O DNA presente nesses ossos foi isolado e um mesmo gene foi seqüenciado em cada uma das amostras. Esse gene foi também isolado e seqüenciado a partir do DNA extraído de ossos fossilizados oriundos de diversas ilhas do Pacífico, incluindo Toga, aonde as galinhas chegaram nos anos 500, Samoa, onde existem fósseis de galinhas do ano 800, e da Ilha de Páscoa, onde as galinhas já existiam em 1300.
Ao comparar essas seqüências, os cientistas descobriram que os genes das galinhas chilenas eram praticamente idênticos aos das aves presentes na Polinésia desde o ano 1000 e muito diferentes dos das que existiam na Europa ou no continente Asiático.
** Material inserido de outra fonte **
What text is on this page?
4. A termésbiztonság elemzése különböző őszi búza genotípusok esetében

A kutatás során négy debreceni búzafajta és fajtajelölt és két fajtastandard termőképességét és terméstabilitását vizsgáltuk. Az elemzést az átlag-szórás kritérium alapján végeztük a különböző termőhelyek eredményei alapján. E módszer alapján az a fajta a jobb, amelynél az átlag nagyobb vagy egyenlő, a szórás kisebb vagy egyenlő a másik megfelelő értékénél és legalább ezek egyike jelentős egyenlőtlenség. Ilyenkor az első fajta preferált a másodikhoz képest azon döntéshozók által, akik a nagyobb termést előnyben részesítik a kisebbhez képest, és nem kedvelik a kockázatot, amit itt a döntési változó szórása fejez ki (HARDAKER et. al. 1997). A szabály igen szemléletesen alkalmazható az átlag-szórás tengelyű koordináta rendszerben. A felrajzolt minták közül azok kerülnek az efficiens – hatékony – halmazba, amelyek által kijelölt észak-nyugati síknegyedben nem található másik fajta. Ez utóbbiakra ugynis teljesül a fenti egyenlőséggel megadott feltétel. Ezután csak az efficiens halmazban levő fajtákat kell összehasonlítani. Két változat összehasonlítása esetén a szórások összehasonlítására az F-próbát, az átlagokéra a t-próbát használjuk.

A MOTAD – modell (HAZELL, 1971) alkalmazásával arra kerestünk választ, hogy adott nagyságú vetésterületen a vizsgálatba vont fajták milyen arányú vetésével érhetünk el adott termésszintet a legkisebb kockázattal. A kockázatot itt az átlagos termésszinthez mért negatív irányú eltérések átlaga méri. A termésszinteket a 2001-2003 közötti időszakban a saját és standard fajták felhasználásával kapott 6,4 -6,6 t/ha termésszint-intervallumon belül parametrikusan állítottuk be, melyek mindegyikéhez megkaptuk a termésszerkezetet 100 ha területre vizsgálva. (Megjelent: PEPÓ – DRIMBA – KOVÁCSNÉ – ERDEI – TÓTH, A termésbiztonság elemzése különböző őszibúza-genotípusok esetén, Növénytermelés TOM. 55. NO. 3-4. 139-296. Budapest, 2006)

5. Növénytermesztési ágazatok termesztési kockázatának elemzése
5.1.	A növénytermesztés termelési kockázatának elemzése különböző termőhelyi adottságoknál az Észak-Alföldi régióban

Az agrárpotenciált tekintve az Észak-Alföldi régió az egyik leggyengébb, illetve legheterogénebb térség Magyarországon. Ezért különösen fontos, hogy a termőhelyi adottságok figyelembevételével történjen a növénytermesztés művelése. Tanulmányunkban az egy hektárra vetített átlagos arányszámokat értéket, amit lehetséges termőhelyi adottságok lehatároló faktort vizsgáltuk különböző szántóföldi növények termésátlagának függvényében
Esse resultado demonstra que os incas obtiveram suas galinhas das populações polinésias, o que sugere que as populações que colonizaram a Ilha de Páscoa, localizada no meio do Pacífico, provavelmente chegaram ao litoral do Chile entre os anos 1200 e 1300. A conclusão é que os polinésios contribuíram com pelo menos as galinhas para a cultura inca. Será que existiu uma interação entre essas culturas e quão “íntima” foi essa relação? Houve troca de tecnologia, de genes? Essa descoberta também abre a possibilidade, mais remota, de os incas terem se aventurado em viagens oceânicas em direção à Polinésia. Os próximos anos prometem muitas novidades.
Mais informações em Radiocarbon and DNA evidence for a pre-Columbian introduction of Polynesian chickens to Chile, na PNAS, volume 104, página 10.335, 2007.